Yeah. I made it a habit to format the card in camera before a shoot. This, as Drizz', stated is just a quick way to delete all the images on card. Also, this alleviates any issues with filenames if the card is used between multiple cameras.


----------



## Mt Spokane Photography (Oct 13, 2012)

MK5GTI said:


> currently using Sandisk Ultra (probably their slowest card now :-\ ) on my 5D1.
> 
> i find this combo to be very slow for writing speed (don't really care for reading speed).
> 
> ...


The fast speeds on modern cards are due to UDMA. Your 5DC does not have UDMA, so you will gain little speed and might even lose some.
Don't waste your money.


----------



## MK5GTI (Oct 15, 2012)

even losing some speed? didn't expect that.....
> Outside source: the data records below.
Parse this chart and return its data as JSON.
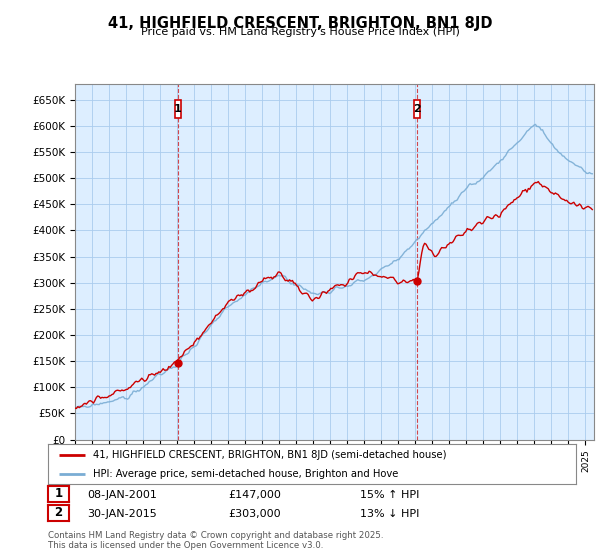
{
  "title": "41, HIGHFIELD CRESCENT, BRIGHTON, BN1 8JD",
  "subtitle": "Price paid vs. HM Land Registry's House Price Index (HPI)",
  "ylabel_ticks": [
    "£0",
    "£50K",
    "£100K",
    "£150K",
    "£200K",
    "£250K",
    "£300K",
    "£350K",
    "£400K",
    "£450K",
    "£500K",
    "£550K",
    "£600K",
    "£650K"
  ],
  "ytick_values": [
    0,
    50000,
    100000,
    150000,
    200000,
    250000,
    300000,
    350000,
    400000,
    450000,
    500000,
    550000,
    600000,
    650000
  ],
  "ylim": [
    0,
    680000
  ],
  "xlim_start": 1995.0,
  "xlim_end": 2025.5,
  "purchase1_x": 2001.03,
  "purchase1_y": 147000,
  "purchase1_label": "1",
  "purchase1_date": "08-JAN-2001",
  "purchase1_price": "£147,000",
  "purchase1_hpi": "15% ↑ HPI",
  "purchase2_x": 2015.08,
  "purchase2_y": 303000,
  "purchase2_label": "2",
  "purchase2_date": "30-JAN-2015",
  "purchase2_price": "£303,000",
  "purchase2_hpi": "13% ↓ HPI",
  "legend_label1": "41, HIGHFIELD CRESCENT, BRIGHTON, BN1 8JD (semi-detached house)",
  "legend_label2": "HPI: Average price, semi-detached house, Brighton and Hove",
  "footer": "Contains HM Land Registry data © Crown copyright and database right 2025.\nThis data is licensed under the Open Government Licence v3.0.",
  "line_color_red": "#cc0000",
  "line_color_blue": "#7aadd4",
  "bg_plot_color": "#ddeeff",
  "bg_color": "#ffffff",
  "grid_color": "#aaccee",
  "vline_color": "#cc0000"
}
any 5D C owner here shoot Raw + Jpeg? Raw itself takes time to clear buffer for me.... maybe its time to upgrade?


----------



## RLPhoto (Oct 15, 2012)

MK5GTI said:


> currently using Sandisk Ultra (probably their slowest card now :-\ ) on my 5D1.
> 
> i find this combo to be very slow for writing speed (don't really care for reading speed).
> 
> ...



Yes, You should get better cards. I used Sandisk Extreme 16gb cards on my 5Dc and I Never hit the buffer much and when I did, It was cleared quickly.


----------



## SirPhil (Oct 15, 2012)

Yes, you most definitely will. I'm a timelapse photographer and my arsenal consists of a 5Dc, 5D2 w/ ML, and 1D4. I have 3 Sandisk Extreme Pro 90MB/s 16GB CF cards and several Sandisk Extreme 60MB/s CF cards..

I find myself saving at least 2 of the 90MB/s cards for the 5Dc when I'm on a shoot because if I end up shooting at a 2 or 3 second interval on anything other than the Extreme Pros..I hit the buffer more often than not. Of course, it depends on what I'm filming but when it catches up to the buffer.. it does it in the first 5 minutes of shooting.
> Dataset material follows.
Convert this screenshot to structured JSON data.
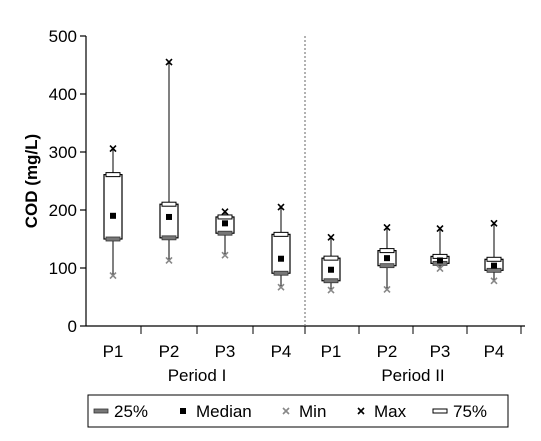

I should also note that I only shoot in RAW. If you shoot in JPEG I don't think it'd be a problem.

Hope this helps. 

Phil


----------



## MK5GTI (Oct 16, 2012)

Thanks RLPhoto & SirPhil! 
nice to see some 5DC owner opinion 

so, SirPhil, comparing the Extreme 60mb/s to the Extreme Pro 90mb/S, you can actually tell the difference? I thought the 5Dc can't benefit from UDMA cards?

looks like i will be buying a 60mb/s 400x card at least, the question is 90mb/s 600X card benefit me at all?


----------



## SirPhil (Oct 16, 2012)

You're welcome! :] 

I know it technically shouldn't be able to benefit...but I've tested it many times and it does. I don't think it's that it can't benefit from a higher speed card (UDMA), it's just that it can't take advantage of the entire benefits? I've shot over 30 timelapses in the past 4 months on that camera with and without the 90MB/s cards. Haven't had a problem with hitting the buffer at a 2 second interval except when using anything less than a 600X card. And to test it, I've even swapped between cards for shooting the same subject matter with other variables held constant (or as close as can be considered constant).
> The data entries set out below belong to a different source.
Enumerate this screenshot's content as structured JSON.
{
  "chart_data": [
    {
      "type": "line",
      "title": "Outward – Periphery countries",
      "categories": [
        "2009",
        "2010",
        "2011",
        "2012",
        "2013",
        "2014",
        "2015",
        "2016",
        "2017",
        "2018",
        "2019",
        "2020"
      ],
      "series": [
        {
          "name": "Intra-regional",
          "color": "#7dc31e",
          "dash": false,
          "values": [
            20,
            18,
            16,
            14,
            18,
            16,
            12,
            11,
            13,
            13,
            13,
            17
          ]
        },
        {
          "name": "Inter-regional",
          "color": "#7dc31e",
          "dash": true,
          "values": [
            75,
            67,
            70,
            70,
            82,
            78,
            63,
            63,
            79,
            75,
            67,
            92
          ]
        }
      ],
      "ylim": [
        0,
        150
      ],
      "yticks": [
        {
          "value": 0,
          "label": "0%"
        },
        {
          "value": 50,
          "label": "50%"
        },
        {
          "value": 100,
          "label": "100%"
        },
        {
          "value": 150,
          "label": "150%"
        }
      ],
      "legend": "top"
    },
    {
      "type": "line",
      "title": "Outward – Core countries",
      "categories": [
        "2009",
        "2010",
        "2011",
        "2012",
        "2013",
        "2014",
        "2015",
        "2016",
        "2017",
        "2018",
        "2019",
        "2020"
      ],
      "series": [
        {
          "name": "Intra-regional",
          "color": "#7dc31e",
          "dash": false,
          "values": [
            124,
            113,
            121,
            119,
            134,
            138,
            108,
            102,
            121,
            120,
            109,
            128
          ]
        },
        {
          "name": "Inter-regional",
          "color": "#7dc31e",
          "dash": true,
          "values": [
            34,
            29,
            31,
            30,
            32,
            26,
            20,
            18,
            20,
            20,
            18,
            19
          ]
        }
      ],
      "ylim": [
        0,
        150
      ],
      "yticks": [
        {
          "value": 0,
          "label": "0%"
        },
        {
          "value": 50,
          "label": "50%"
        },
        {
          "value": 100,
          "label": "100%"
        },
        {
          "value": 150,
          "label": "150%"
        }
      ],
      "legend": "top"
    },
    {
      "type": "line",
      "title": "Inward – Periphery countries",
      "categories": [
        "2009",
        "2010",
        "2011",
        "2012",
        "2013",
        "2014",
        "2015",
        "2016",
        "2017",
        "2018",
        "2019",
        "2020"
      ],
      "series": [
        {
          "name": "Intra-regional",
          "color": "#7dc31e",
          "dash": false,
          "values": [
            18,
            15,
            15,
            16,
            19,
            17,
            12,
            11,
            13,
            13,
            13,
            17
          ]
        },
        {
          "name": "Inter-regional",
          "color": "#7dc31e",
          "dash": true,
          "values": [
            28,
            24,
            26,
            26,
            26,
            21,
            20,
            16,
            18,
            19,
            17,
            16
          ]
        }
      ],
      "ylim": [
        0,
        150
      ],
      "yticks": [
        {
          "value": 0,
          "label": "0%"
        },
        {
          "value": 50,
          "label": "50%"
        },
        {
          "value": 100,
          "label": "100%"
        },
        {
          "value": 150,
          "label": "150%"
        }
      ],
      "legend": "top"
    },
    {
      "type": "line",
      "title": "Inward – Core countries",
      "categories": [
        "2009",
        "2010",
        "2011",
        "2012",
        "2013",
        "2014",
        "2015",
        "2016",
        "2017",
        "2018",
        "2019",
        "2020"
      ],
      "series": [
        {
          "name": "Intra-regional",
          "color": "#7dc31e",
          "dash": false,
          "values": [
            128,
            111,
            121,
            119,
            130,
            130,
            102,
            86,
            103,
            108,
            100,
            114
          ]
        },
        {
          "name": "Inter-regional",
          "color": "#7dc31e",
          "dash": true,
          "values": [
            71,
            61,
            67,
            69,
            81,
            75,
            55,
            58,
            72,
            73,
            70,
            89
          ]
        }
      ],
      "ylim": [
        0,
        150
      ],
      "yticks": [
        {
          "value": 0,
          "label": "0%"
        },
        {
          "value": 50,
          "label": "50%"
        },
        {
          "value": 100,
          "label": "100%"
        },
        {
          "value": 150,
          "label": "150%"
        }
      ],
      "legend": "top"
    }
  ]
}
it stinks that the Sandisk EP 16GB is $90 while the Sandisk E 32GB is $85.. but given the current sale B&H is having on Lexar 32GB 1000X CF cards...at $128 a piece.. it's worth it IMO.

Phil


----------



## MK5GTI (Oct 17, 2012)

Thanks again Phil.

I will take your advice and go for it, i don't mind not taking entire advantage of the fast card, as long as it get rid of my wait, i am satisfy.

hopefully the 1000X Lexar do live up the name over the 600X Sandisk EP.


----------